Photoreforming has been shown to accelerate the H2 evolution rate compared to water splitting due to thermodynamically favorable organic oxidation. In addition, the potential to simultaneously produce solar fuel and value-added chemicals is a significant benefit of photoreforming. To achieve an efficient and economically viable photoreforming process, the selection and design of an appropriate photocatalyst is essential. Carbon nitride is promising as a metal-free photocatalyst with visible light activity, high stability, and low fabrication cost. However, it typically exhibits poor photogenerated charge carrier dynamics, thereby resulting in low photocatalytic performance. Herein, we demonstrate improved carrier dynamics in urea-functionalized carbon nitride with in situ photodeposited Ni cocatalyst (Ni/Urea-CN) for ethanol photoreforming.
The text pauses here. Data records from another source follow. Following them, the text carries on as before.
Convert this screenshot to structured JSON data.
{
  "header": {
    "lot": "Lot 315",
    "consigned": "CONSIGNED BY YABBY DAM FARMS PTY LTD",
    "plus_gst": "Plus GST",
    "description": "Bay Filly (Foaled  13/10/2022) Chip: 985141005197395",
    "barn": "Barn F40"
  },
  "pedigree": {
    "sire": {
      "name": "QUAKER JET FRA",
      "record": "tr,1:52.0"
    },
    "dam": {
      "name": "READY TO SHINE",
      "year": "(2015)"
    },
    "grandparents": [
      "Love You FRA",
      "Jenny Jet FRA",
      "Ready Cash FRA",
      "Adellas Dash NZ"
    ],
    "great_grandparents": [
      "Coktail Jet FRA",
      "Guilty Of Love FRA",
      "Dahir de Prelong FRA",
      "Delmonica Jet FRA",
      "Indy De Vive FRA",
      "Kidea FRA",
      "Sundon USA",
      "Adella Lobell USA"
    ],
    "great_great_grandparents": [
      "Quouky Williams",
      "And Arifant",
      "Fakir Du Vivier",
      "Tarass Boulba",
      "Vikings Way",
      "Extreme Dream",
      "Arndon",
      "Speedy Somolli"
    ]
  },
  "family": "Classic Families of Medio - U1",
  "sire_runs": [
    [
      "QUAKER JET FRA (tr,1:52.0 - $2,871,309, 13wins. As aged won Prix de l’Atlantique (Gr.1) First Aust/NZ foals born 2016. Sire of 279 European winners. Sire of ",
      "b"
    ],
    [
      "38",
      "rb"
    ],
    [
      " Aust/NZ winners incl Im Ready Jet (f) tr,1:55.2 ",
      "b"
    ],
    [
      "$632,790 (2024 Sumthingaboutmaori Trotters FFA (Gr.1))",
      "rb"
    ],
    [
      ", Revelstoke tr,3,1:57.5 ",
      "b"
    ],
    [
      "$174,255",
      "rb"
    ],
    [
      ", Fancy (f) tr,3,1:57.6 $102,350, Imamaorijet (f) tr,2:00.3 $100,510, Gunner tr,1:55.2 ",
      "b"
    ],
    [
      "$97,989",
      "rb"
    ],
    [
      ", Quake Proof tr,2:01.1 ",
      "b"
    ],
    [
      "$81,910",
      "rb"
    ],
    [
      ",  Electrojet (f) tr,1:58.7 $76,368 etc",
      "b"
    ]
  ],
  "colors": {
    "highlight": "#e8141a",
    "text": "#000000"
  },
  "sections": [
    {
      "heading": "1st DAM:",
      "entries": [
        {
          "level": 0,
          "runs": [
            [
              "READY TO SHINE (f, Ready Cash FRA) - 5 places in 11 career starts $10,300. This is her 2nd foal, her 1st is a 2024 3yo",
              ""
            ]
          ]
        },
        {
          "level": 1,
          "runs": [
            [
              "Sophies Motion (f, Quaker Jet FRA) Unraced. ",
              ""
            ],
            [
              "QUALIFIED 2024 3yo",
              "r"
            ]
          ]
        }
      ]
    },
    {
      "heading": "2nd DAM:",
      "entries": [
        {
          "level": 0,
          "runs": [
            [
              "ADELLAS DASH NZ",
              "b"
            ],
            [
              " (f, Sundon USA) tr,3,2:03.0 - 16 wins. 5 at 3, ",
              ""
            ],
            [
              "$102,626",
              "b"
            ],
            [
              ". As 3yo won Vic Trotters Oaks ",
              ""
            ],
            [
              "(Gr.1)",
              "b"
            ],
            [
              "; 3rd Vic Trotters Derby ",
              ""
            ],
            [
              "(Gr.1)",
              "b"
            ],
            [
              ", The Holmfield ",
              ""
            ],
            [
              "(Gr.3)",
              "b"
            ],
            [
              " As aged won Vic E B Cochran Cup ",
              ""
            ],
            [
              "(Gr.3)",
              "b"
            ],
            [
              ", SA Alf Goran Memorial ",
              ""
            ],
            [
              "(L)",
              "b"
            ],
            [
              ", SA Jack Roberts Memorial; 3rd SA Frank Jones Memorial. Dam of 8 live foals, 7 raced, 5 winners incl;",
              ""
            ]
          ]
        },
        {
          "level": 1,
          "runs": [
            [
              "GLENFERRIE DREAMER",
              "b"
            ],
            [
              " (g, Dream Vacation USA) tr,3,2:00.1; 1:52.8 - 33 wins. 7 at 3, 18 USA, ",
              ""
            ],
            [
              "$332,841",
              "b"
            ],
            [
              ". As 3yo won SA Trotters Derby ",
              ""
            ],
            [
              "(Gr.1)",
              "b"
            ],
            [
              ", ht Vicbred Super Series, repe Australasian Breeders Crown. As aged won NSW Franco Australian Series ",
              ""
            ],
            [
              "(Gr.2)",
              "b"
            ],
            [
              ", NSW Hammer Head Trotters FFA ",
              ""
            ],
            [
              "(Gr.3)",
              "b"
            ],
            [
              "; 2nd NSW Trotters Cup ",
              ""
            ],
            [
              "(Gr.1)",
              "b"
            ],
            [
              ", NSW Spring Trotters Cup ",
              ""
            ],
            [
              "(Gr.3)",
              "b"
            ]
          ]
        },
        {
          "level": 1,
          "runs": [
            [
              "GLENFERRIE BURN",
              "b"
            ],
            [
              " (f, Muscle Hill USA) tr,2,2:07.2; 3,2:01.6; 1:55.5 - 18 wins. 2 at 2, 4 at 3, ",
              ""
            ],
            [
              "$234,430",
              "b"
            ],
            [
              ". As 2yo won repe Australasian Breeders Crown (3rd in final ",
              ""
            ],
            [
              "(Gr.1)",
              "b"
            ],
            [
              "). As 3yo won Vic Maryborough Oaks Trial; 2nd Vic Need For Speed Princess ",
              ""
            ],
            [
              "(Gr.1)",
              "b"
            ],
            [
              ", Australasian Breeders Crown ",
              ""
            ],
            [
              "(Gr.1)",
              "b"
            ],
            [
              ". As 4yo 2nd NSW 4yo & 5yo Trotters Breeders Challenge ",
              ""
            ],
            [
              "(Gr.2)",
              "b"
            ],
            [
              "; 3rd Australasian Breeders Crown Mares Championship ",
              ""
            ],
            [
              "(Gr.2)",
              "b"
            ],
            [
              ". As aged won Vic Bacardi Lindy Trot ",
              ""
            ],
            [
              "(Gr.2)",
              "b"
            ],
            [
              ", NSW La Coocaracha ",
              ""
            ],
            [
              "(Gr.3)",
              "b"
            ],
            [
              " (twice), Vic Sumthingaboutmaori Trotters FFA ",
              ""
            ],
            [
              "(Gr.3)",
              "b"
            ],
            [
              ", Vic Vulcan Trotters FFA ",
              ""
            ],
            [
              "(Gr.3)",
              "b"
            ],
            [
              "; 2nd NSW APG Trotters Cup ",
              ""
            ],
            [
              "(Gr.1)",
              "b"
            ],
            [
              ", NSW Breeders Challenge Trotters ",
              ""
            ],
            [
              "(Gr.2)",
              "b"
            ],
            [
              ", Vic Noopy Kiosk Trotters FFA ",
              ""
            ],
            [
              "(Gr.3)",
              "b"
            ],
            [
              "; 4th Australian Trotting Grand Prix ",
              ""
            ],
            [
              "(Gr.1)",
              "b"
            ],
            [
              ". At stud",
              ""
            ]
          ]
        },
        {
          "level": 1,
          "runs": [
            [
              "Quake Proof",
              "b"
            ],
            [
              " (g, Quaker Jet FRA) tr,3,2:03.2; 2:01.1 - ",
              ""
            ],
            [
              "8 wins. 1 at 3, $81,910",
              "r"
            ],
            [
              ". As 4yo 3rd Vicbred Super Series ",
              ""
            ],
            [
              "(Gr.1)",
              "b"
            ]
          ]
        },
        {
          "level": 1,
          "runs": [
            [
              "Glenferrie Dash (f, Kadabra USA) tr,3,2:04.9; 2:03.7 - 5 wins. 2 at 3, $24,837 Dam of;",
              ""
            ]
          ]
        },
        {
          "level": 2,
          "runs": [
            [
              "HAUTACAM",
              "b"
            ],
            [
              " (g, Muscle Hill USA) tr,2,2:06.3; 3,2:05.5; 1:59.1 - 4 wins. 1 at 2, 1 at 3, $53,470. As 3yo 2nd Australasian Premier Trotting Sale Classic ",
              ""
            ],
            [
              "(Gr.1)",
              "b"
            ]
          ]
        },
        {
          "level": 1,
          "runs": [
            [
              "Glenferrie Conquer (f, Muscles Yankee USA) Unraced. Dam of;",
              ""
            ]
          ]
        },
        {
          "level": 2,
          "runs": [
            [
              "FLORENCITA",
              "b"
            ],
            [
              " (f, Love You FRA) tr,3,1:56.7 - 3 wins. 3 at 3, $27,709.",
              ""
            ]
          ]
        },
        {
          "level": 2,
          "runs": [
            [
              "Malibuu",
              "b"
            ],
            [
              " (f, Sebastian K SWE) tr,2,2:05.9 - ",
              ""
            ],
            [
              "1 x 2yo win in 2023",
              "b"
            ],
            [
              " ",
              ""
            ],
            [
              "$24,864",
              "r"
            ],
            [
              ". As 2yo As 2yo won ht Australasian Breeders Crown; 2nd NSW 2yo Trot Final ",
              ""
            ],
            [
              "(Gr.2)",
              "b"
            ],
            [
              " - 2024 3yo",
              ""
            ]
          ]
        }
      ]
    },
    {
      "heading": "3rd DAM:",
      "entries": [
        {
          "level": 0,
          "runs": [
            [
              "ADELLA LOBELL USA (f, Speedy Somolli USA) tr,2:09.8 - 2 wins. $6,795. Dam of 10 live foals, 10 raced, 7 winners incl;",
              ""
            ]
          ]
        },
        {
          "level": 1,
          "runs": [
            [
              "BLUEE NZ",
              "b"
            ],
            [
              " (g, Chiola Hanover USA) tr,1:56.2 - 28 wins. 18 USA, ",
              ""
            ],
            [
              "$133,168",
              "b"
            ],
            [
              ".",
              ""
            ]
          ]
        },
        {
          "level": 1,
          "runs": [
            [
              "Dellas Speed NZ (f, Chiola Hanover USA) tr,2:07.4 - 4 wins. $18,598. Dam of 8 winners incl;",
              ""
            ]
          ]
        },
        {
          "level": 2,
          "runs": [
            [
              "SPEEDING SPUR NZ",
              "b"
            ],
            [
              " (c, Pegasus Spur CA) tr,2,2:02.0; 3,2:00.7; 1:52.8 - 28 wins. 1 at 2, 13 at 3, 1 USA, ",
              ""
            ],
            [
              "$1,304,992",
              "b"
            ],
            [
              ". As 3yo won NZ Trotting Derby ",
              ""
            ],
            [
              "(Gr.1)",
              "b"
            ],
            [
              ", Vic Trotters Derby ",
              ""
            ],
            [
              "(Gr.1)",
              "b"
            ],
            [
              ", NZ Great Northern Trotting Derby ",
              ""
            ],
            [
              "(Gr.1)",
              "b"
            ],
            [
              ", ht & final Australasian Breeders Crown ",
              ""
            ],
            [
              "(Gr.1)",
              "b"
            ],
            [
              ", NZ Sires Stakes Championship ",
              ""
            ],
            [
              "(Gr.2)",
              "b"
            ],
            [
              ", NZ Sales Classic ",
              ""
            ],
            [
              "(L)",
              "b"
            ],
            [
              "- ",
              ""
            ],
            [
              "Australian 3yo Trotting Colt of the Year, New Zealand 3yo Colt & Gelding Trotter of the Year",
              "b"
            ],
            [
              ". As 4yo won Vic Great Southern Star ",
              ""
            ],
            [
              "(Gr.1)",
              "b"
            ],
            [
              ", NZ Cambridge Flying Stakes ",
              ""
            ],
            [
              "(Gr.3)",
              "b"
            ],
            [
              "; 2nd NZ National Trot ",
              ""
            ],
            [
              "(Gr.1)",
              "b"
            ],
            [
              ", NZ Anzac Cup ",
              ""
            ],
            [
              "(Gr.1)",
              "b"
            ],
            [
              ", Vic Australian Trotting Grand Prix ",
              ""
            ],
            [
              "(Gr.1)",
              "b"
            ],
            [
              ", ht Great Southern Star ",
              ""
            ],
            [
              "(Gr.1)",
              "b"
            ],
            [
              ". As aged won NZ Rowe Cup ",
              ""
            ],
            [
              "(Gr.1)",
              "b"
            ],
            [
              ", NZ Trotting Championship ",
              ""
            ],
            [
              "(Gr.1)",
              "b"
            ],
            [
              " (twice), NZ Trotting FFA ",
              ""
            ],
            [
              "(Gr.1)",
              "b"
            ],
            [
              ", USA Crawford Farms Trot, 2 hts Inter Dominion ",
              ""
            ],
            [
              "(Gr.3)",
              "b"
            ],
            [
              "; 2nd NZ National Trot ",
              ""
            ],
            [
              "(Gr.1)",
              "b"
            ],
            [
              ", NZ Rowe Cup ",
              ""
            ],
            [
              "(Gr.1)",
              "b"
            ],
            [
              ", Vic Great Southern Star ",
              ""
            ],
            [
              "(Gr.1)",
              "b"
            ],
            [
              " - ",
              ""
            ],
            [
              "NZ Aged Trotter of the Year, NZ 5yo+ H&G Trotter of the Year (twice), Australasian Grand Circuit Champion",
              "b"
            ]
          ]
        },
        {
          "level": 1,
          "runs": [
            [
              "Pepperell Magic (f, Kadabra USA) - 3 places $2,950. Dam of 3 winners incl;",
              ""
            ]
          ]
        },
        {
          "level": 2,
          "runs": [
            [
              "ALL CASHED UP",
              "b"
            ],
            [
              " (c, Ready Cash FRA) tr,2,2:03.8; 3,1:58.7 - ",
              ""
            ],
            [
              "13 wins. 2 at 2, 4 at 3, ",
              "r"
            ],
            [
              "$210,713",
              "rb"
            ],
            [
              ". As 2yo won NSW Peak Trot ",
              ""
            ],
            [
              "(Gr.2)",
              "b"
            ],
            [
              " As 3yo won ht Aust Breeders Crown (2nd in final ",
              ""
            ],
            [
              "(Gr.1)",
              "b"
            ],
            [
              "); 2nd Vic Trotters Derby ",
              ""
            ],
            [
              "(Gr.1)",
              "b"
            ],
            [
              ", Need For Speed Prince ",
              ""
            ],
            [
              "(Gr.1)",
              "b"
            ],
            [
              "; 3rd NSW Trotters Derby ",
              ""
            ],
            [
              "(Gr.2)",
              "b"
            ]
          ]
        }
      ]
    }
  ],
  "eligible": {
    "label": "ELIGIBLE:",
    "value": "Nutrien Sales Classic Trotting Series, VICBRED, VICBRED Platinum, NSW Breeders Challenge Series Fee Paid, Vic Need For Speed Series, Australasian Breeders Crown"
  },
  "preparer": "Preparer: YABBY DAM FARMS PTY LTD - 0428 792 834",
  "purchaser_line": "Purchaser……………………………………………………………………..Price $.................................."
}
In the presence of 1 mM Ni2+ precursor, an H2 evolution rate of 760.5 µmol h−1 g−1 and an acetaldehyde production rate of 888.2 µmol h−1 g−1 were obtained for Ni/Urea-CN. The enhanced activity is ascribed to the significantly improved carrier dynamics in Urea-CN. The ability of oxygen moieties in the urea group to attract electrons and to increase the hole mobility via a positive shift in the valence band promotes an improvement in the overall carrier dynamics. In addition, high crystallinity and specific surface area of the Urea-CN contributed to accelerating charge separation and transfer. As a result, the electrons were efficiently transferred from Urea-CN to the Ni cocatalyst for H2 evolution while the holes were consumed during ethanol oxidation. The work demonstrates a means by which carrier dynamics can be tuned by engineering carbon nitride via edge functionalization.